The one time I skipped doing this I had about a dozen bottles of one batch explode while the rest were undercarbed. I suspect that if you rack the beer gently into the sugar solution then you don't get a good kiz
 
Did you stir the priming solution into the beer? If not then that's likely the issue. You can stir the whole shebang in the bottling bucket using a nice long sanitised spoon.

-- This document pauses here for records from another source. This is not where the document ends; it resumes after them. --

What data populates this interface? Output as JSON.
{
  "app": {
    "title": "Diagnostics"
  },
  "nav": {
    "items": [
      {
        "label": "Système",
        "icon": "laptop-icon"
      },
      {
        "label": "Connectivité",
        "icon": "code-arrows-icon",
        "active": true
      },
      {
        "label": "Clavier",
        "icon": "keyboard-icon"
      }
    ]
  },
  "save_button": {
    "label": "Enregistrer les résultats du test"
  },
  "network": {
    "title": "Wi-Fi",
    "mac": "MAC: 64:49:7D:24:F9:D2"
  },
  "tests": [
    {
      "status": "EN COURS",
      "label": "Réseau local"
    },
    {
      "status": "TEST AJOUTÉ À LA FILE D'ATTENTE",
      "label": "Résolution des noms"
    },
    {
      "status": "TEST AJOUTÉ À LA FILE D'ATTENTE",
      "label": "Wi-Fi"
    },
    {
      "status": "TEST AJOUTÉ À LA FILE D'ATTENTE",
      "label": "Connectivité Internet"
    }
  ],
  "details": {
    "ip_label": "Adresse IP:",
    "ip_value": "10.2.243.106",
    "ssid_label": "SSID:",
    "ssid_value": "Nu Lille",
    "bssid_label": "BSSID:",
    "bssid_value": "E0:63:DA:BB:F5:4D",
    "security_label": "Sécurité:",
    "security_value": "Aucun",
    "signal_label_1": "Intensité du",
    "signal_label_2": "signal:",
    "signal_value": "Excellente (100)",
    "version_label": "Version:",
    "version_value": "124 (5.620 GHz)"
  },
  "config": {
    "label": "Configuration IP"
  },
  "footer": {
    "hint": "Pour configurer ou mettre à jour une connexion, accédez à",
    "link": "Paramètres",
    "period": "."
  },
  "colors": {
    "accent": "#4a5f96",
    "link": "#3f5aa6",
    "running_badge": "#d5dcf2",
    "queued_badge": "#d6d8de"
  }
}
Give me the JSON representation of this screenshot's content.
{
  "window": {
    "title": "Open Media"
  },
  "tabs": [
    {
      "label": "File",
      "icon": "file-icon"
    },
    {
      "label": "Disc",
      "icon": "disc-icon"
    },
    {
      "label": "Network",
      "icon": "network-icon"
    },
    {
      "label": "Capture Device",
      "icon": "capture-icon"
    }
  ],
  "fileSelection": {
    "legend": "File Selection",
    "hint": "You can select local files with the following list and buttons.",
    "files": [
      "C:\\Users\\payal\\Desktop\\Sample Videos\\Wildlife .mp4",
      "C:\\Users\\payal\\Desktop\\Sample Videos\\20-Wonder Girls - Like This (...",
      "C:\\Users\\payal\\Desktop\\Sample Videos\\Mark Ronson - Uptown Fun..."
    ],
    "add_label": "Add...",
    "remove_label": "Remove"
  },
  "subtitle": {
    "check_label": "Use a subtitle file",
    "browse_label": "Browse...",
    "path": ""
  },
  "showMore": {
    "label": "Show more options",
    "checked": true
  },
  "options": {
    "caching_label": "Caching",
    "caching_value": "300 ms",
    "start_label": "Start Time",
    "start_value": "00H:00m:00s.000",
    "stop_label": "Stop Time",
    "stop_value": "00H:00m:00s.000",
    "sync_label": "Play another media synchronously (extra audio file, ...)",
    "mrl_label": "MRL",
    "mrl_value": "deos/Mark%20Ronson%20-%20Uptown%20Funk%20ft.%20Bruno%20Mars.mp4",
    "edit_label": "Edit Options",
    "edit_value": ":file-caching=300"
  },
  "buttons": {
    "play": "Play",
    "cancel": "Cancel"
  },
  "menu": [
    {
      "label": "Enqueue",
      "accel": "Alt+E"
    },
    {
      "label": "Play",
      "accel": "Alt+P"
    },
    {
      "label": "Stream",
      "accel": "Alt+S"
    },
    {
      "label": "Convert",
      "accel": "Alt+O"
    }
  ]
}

The one time I skipped doing this I had about a dozen bottles of one batch explode while the rest were undercarbed. I suspect that if you rack the beer gently into the sugar solution then you don't get a good kiz

I didn't stir it, but then again, I have bottled at least 2 dozen batches without ever stirring, and this is my first bottle bomb situation. This may well be the issue, but if so, I am baffled that this is the first time it's happened.:drunk:
 
Bottle bombs occur because:

1. Too much priming sugar
2. Incomplete fermentation of beer
3. Infection

Did you bottle a full 5 gallons of beer?
Did you verify the FG over a few days?
Did you weigh out the sugar or measure by volume?
Did you taste the beer to make sure it's not infected?
The temperature you use is the temp that the beer sat at the longest, not at what you bottled it at. The colder the beer the more CO2 there is present so if you fermented at 65 for example and bottled at 75 you would use the 65 which would mean less sugar was needed.